If the aim is instead to keep a room at certain temperature and it's going to heat up a lot and you don't care how much power you are wasting, then your solution sounds more along the lines of need, though even then I usually just let turbines suck up as much temperature as possible in those cases, they do gain heat deletion efficiency running with higher temperature steam up to the aforementioned temp if I've read up on it correctly.
If you set it lower in a standard aquatuner setup, you will see a dip in power output. If you set it just a bit higher, you won't see 750 or lower watts before shutoff.
You are not going to get any more power out of it by pausing the turbine instead of allowing it to run at half capacity.
"If the Steam is above 200 °C, block the inputs to just two to maximize power generation while minimizing steam consumption and heat generation of the Turbine"
I have over 2000 hours in ONI, and this has served me well, I don't play for max efficiency and high levels of min/maxing. Steam turbines are just part of my power grid, I don't rely on any one source. I often build one turbine/aquatuner for a simple cooling loop, not power. That's what turbines are best for - deleting heat. My bases tend to end up with multiple turbines scattered around.
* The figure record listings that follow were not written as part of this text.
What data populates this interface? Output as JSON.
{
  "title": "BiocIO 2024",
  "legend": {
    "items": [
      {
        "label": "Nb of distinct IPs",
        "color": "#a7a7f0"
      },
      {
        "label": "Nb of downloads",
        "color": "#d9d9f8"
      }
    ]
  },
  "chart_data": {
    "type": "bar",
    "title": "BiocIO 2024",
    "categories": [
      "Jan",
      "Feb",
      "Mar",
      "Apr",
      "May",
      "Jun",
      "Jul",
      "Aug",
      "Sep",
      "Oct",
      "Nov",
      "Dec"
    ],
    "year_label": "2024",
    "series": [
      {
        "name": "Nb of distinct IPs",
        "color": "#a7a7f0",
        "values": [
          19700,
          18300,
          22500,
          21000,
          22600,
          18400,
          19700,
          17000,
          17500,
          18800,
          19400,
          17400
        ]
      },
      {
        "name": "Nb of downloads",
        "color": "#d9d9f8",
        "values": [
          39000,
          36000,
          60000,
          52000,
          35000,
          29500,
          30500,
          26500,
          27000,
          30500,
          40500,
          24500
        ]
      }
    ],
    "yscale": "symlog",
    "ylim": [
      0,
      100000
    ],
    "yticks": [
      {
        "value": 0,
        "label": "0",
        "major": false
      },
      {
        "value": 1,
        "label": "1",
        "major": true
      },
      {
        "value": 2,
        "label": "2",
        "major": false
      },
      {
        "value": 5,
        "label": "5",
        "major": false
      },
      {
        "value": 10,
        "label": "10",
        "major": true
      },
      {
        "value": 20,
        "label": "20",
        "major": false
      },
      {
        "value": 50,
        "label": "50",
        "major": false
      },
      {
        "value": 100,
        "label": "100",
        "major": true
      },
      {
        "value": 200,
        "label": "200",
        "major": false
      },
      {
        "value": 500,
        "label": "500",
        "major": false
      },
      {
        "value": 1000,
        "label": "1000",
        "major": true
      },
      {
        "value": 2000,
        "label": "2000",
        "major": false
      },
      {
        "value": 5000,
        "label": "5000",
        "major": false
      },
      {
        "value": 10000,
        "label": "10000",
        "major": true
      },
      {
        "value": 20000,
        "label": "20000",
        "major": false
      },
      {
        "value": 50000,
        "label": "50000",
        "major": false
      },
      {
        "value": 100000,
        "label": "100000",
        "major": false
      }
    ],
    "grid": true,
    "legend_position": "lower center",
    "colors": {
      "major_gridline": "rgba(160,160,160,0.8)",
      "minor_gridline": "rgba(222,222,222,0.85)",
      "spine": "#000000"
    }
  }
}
And, a power management station works well for inconsistent steam pressure, if you can afford the refined metal.
Play how you want. Sharing tips here is fine, but there's more than one way to do pretty much anything in the game.
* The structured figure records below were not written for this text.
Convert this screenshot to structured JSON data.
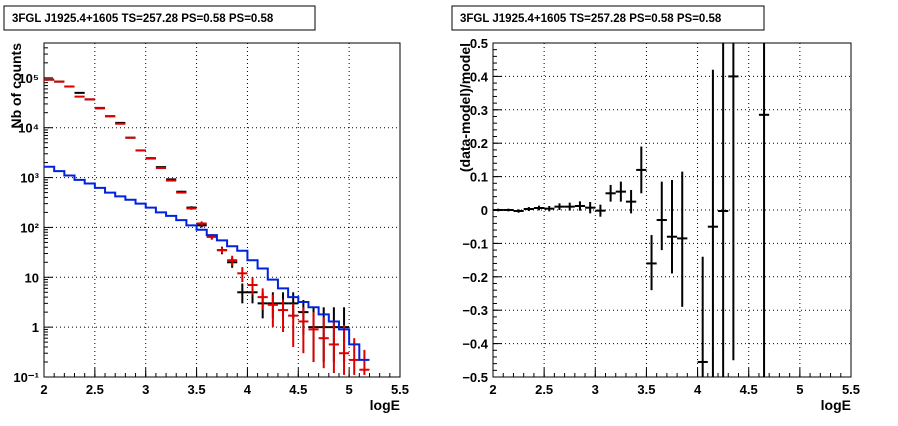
{
  "chart_data": [
    {
      "type": "step",
      "title": "3FGL J1925.4+1605 TS=257.28 PS=0.58 PS=0.58",
      "xlabel": "logE",
      "ylabel": "Nb of counts",
      "xlim": [
        2,
        5.5
      ],
      "ylim": [
        0.1,
        500000
      ],
      "yscale": "log",
      "grid": true,
      "xticks": [
        2,
        2.5,
        3,
        3.5,
        4,
        4.5,
        5,
        5.5
      ],
      "xtick_labels": [
        "2",
        "2.5",
        "3",
        "3.5",
        "4",
        "4.5",
        "5",
        "5.5"
      ],
      "yticks": [
        0.1,
        1,
        10,
        100,
        1000,
        10000,
        100000
      ],
      "ytick_labels": [
        "10⁻¹",
        "1",
        "10",
        "10²",
        "10³",
        "10⁴",
        "10⁵"
      ],
      "colors": {
        "data": "#000000",
        "model": "#dd0000",
        "second": "#0022dd"
      },
      "series": [
        {
          "role": "data",
          "style": "errorbar",
          "x": [
            2.05,
            2.15,
            2.25,
            2.35,
            2.45,
            2.55,
            2.65,
            2.75,
            2.85,
            2.95,
            3.05,
            3.15,
            3.25,
            3.35,
            3.45,
            3.55,
            3.65,
            3.75,
            3.85,
            3.95,
            4.05,
            4.15,
            4.25,
            4.35,
            4.45,
            4.55,
            4.65,
            4.75,
            4.85,
            4.95,
            5.05,
            5.15
          ],
          "y": [
            92000,
            84000,
            67000,
            50000,
            37000,
            24500,
            17000,
            12500,
            6300,
            3500,
            2450,
            1620,
            920,
            520,
            250,
            110,
            65,
            35,
            20,
            5,
            5,
            3,
            3,
            3,
            3,
            2,
            1,
            1,
            1,
            1,
            null,
            null
          ],
          "ylo": [
            91500,
            83500,
            66600,
            49600,
            36700,
            24300,
            16800,
            12300,
            6200,
            3440,
            2400,
            1580,
            890,
            497,
            234,
            100,
            57,
            29,
            15.5,
            3,
            3,
            1.5,
            1.5,
            1.5,
            1.5,
            0.7,
            0.2,
            0.2,
            0.2,
            0.2,
            null,
            null
          ],
          "yhi": [
            92500,
            84500,
            67400,
            50400,
            37300,
            24700,
            17200,
            12700,
            6400,
            3560,
            2500,
            1660,
            950,
            543,
            266,
            120,
            73,
            41,
            24.5,
            7.5,
            7.5,
            5,
            5,
            5,
            5,
            3.5,
            2.5,
            2.5,
            2.5,
            2.5,
            null,
            null
          ]
        },
        {
          "role": "model",
          "style": "errorbar",
          "x": [
            2.05,
            2.15,
            2.25,
            2.35,
            2.45,
            2.55,
            2.65,
            2.75,
            2.85,
            2.95,
            3.05,
            3.15,
            3.25,
            3.35,
            3.45,
            3.55,
            3.65,
            3.75,
            3.85,
            3.95,
            4.05,
            4.15,
            4.25,
            4.35,
            4.45,
            4.55,
            4.65,
            4.75,
            4.85,
            4.95,
            5.05,
            5.15
          ],
          "y": [
            92000,
            84000,
            67000,
            42000,
            37000,
            25000,
            17000,
            12000,
            6300,
            3500,
            2400,
            1550,
            870,
            500,
            240,
            120,
            65,
            35,
            22,
            12,
            7,
            4,
            2.8,
            2.2,
            1.7,
            1.3,
            0.9,
            0.6,
            0.45,
            0.3,
            0.22,
            0.14
          ],
          "ylo": [
            91500,
            83500,
            66600,
            41600,
            36700,
            24800,
            16800,
            11800,
            6200,
            3440,
            2350,
            1510,
            840,
            480,
            225,
            108,
            58,
            30,
            17,
            8,
            4.5,
            2.2,
            1,
            0.8,
            0.4,
            0.3,
            0.2,
            0.15,
            0.12,
            0.11,
            0.11,
            0.11
          ],
          "yhi": [
            92500,
            84500,
            67400,
            42400,
            37300,
            25200,
            17200,
            12200,
            6400,
            3560,
            2450,
            1590,
            900,
            520,
            255,
            132,
            72,
            40,
            27,
            16,
            10,
            6,
            4.5,
            3.6,
            3,
            2.5,
            2,
            1.6,
            1.3,
            1.1,
            0.6,
            0.35
          ]
        },
        {
          "role": "second",
          "style": "step",
          "x": [
            2.05,
            2.15,
            2.25,
            2.35,
            2.45,
            2.55,
            2.65,
            2.75,
            2.85,
            2.95,
            3.05,
            3.15,
            3.25,
            3.35,
            3.45,
            3.55,
            3.65,
            3.75,
            3.85,
            3.95,
            4.05,
            4.15,
            4.25,
            4.35,
            4.45,
            4.55,
            4.65,
            4.75,
            4.85,
            4.95,
            5.05,
            5.15
          ],
          "y": [
            1650,
            1350,
            1100,
            900,
            760,
            620,
            500,
            420,
            360,
            300,
            250,
            200,
            170,
            140,
            110,
            90,
            70,
            55,
            42,
            34,
            22,
            15,
            9,
            6,
            4,
            3.2,
            2.5,
            1.8,
            1.3,
            0.9,
            0.45,
            0.22
          ]
        }
      ]
    },
    {
      "type": "errorbar",
      "title": "3FGL J1925.4+1605 TS=257.28 PS=0.58 PS=0.58",
      "xlabel": "logE",
      "ylabel": "(data-model)/model",
      "xlim": [
        2,
        5.5
      ],
      "ylim": [
        -0.5,
        0.5
      ],
      "grid": true,
      "xticks": [
        2,
        2.5,
        3,
        3.5,
        4,
        4.5,
        5,
        5.5
      ],
      "xtick_labels": [
        "2",
        "2.5",
        "3",
        "3.5",
        "4",
        "4.5",
        "5",
        "5.5"
      ],
      "yticks": [
        -0.5,
        -0.4,
        -0.3,
        -0.2,
        -0.1,
        0,
        0.1,
        0.2,
        0.3,
        0.4,
        0.5
      ],
      "ytick_labels": [
        "−0.5",
        "−0.4",
        "−0.3",
        "−0.2",
        "−0.1",
        "0",
        "0.1",
        "0.2",
        "0.3",
        "0.4",
        "0.5"
      ],
      "colors": {
        "data": "#000000"
      },
      "series": [
        {
          "role": "data",
          "x": [
            2.05,
            2.15,
            2.25,
            2.35,
            2.45,
            2.55,
            2.65,
            2.75,
            2.85,
            2.95,
            3.05,
            3.15,
            3.25,
            3.35,
            3.45,
            3.55,
            3.65,
            3.75,
            3.85,
            4.05,
            4.15,
            4.25,
            4.35,
            4.65
          ],
          "y": [
            0.0,
            0.0,
            -0.003,
            0.003,
            0.006,
            0.004,
            0.01,
            0.01,
            0.012,
            0.007,
            -0.002,
            0.05,
            0.055,
            0.025,
            0.12,
            -0.16,
            -0.03,
            -0.08,
            -0.085,
            -0.455,
            -0.05,
            -0.003,
            0.4,
            0.285
          ],
          "ylo": [
            -0.004,
            -0.004,
            -0.008,
            -0.003,
            -0.001,
            -0.004,
            0.0,
            -0.002,
            -0.002,
            -0.01,
            -0.02,
            0.025,
            0.025,
            -0.01,
            0.05,
            -0.24,
            -0.12,
            -0.19,
            -0.29,
            -0.5,
            -0.5,
            -0.5,
            -0.45,
            -0.5
          ],
          "yhi": [
            0.004,
            0.004,
            0.002,
            0.009,
            0.013,
            0.012,
            0.02,
            0.022,
            0.026,
            0.024,
            0.016,
            0.075,
            0.085,
            0.06,
            0.19,
            -0.075,
            0.085,
            0.09,
            0.115,
            -0.14,
            0.42,
            0.5,
            0.5,
            0.5
          ]
        }
      ]
    }
  ]
}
So you may be asking then what is the point of having turbines in a large power setup run at higher temp steam if you just waste more heat for the same amount of power? That would be space efficiency. If you want more power immediately, it makes more sense to let 5 turbines to run at 200C steam draw than them doing so at 130C steam to conserve heat per watt, as each turbine can then produce more power in that compact space, giving you more power to work with immediately.
I suppose that does also imply that a dual chamber design could be employed, high 200C temp and low 130C turbine setup, with the latter working first and the high temp kicking in if the 130C is not enough. You could also have the 130C chamber become a 200C one if even that whole thing isn't enough. But that still would mean lesser immediate power provision as the 130C chamber would take time to get to 200C and increasing the likelihood of brownouts. But it all really depends on your total power draw at the end of the day. So whatever's your favorite approach is really what you should go for, my general recommendation is no temperature limiter for AQ/ST setup and 200C steam turbine setup for large scale geothermal power provision, that seems like the most efficiently simplistic general approach.
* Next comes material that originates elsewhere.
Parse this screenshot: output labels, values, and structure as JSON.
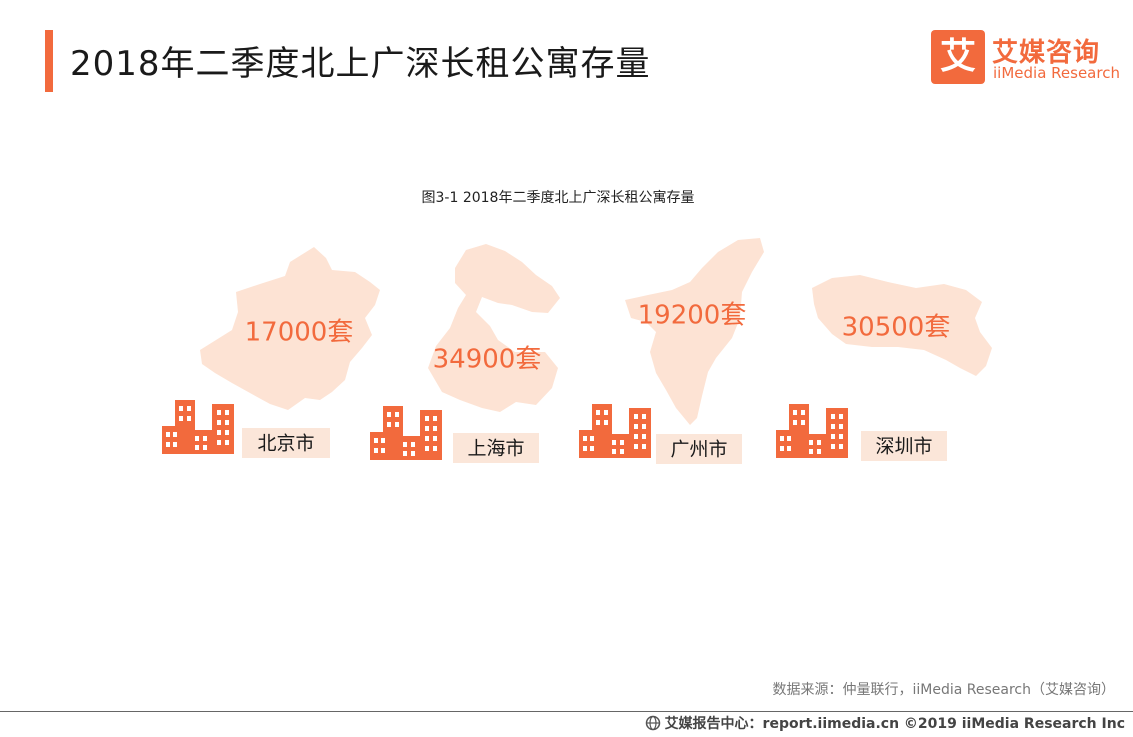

I went back to oni-db as I used that for calculations before, and I must have miscalculated or misinterpreted the last time I checked. Apparently there is some heat use efficiency on 200C over 130C instead, but that is very miniscule.
130C steam turbine steam draw results in
+283.22 watts per second
-263.28 kDtus per second
roughly 1.0757 watts per kDtu
200C steam turbine steam draw results in
+850 watt per second
-789.83 kDtus per second
roughly 1.07618 watts per kDtu
Something else I forgot to account for is the battery power bleed over time, and since the 130C is longer running while the 200C is more instantaneous, the watts per k/Dtu might get a little higher for 200C yet again, but I still doubt its significance. Also keep in mind the k/Dtus lost here account for net heat lost, as there's some generated by the turbine running as well, don't know how much that would impact the overall efficiency. But efficiency can also be influenced by the activation timing and runtime of the Aquatuner, so at this point I think it's safe to assume yet again that 200C steam is good for power in terms of space efficiency if you use it for geothermal power form magma or nuclear reactor, but for AQ/ST setup it really doesn't matter.